Psychosocial Development And Diabetes In The Schoolaged Child

The primary developmental tasks of the child during the elementary school years include: making a smooth adjustment from the home to the school setting; forming close friendships with children of the same sex; obtaining approval from this peer group; developing new intellectual, athletic and artistic skills; and evaluating him/herself positively when comparing his/her abilities to those of the peer group12'13.

Psychological development in school-aged children is assessed primarily with respect to the child's sense of self-esteem and the development of peer relationships. In a careful review of the early empirical psychosocial literature on children with diabetes, Johnson concluded that: 'most youngsters with diabetes do not have psychological problems, but among those who do, peer relationship difficulties are quite common... Among all of the personality traits assessed, the evidence for peer or social relationship problems seems the strongest' (p. 101)8.

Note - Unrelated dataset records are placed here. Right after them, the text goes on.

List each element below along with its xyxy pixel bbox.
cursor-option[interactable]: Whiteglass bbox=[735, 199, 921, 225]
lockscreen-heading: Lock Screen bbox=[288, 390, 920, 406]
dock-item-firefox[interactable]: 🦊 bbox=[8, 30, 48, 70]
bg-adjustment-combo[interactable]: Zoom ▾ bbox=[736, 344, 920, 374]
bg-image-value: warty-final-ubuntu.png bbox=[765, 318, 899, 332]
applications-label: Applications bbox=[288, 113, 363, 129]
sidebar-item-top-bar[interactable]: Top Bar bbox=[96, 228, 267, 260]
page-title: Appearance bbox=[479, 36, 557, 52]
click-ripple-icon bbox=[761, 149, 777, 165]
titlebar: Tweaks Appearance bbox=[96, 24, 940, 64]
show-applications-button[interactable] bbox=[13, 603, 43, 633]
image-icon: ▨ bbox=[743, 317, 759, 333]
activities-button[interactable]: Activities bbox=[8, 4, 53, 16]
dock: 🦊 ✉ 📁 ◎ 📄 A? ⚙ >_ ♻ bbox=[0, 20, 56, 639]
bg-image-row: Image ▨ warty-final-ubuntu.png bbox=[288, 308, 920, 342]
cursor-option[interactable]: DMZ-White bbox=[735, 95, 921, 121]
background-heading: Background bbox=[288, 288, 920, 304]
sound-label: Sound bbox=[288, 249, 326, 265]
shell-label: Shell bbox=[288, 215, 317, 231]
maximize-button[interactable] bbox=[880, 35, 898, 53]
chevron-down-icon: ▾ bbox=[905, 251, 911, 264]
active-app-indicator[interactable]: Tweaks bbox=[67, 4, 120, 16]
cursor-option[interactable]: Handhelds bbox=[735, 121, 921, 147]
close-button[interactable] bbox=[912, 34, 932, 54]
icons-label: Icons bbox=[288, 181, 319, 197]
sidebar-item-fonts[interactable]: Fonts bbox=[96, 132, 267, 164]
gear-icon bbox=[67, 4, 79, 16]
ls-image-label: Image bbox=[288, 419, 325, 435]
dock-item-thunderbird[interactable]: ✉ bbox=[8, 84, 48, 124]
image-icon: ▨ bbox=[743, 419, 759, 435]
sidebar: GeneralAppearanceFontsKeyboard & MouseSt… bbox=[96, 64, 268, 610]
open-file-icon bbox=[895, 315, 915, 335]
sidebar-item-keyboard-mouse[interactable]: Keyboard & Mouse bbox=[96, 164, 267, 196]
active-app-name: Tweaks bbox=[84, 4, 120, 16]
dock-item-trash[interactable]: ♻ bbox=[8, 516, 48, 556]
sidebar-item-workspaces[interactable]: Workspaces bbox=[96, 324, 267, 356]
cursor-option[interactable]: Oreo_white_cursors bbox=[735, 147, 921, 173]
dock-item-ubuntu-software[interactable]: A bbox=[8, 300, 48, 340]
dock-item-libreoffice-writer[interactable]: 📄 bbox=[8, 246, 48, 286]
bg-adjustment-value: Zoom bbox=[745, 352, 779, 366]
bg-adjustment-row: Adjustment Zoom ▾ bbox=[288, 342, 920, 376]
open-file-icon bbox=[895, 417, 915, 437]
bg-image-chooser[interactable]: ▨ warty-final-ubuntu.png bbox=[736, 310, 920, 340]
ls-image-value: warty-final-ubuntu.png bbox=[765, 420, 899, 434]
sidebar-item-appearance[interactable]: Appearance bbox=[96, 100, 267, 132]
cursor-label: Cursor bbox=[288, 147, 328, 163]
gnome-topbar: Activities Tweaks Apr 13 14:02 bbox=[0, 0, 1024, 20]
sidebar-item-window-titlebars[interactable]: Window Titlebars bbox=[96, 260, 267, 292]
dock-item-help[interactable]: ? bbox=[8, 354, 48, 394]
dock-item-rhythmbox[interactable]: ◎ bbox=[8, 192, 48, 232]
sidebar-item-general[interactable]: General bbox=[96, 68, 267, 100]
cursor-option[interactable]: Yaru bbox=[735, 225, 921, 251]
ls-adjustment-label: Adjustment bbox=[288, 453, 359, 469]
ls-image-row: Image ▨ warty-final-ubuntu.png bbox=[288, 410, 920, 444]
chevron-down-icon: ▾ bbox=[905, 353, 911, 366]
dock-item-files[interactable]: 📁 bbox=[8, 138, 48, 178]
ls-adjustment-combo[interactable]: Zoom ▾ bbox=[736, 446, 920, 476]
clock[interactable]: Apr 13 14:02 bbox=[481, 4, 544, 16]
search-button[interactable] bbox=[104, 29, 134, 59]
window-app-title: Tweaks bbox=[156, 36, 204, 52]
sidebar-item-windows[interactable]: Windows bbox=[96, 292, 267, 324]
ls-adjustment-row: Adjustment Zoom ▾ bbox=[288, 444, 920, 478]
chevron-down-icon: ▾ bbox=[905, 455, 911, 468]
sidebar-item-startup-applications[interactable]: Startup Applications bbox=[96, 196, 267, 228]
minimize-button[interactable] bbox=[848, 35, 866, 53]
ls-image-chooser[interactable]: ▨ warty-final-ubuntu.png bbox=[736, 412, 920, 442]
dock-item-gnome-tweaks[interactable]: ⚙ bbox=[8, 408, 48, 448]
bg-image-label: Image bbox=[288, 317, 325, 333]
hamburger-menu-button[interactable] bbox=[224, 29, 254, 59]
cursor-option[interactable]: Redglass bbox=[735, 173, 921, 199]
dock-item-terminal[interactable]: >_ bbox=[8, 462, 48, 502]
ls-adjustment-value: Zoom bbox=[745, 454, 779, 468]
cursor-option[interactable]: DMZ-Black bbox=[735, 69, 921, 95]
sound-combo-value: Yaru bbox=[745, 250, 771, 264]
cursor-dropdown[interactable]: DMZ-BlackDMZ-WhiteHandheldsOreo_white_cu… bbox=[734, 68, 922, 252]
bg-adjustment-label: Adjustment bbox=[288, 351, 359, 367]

Studies of self-esteem in school-aged children with diabetes have consistently linked low self-esteem and poor social-emotional adjustment to poorly-controlled diabetes8'9. Herskowitz-Dumont and colleagues37 found a significant association between recurrent diabetic ketoacidosis (DKA) over 8 years post-diagnosis and higher ratings of behaviour problems and lower levels of social competence, as measured by psychological testing in the first year after diagnosis. Similarly, Liss et al.38 found that children who had been hospitalized with DKA in the preceding 12 months reported lower levels of self-esteem and social competence than children who had no episodes of DKA in the same period. In addition, a significantly larger proportion of the DKA group met the diagnostic criteria for at least one psychiatric disorder (88% vs. 28%).

Because the development of peer relationships is an important aspect of the school-age years, it is crucial to examine how diabetes interferes with social development. Several older interview studies have shed light on this topic. Bregani et al39. emphasized that during this developmental period, children with diabetes often begin to feel a heightened sense of frustration and of social stigma from their dietary restrictions. The authors pointed out that the child's emerging self-awareness and ability to reflect on his/her diabetes and to compare him/herself with peers made the child very vulnerable to feelings of inadequacy. Similarly, Zuppinger et al.40, in interviews with 23 children with diabetes at this age, found that half of the sample identified teasing from peers and difficulty in accommodating meal schedules to school activities as the major difficulties in following the diabetic diet. Leaverton41 also suggested that the most common resentment of the child with diabetes in the elementary school years is following a planned diet because it gives an obvious sign to peers that the child is different. In addition to food restrictions and regularity of meal timing, the need for frequent blood glucose monitoring and insulin injections can emphasize differences and make peer acceptance more difficult15.

Kovacs and colleagues42 found in a longitudinal study of school-aged children newly diagnosed with diabetes that 25% of their sample of school-aged children reported being teased by peers about their diabetes. When asked about the most difficult aspects of diabetes, insulin injections and dietary issues were most commonly cited. Despite the difficult regimen and challenges to peer acceptance, children's self-ratings indicated good self-esteem and few signs of emotional distress in the first year of life with diabetes. Children in this study also reported showing their diabetes supplies to their friends and demonstrating glucose testing, which suggested that the children were actively trying to integrate diabetes into their lives.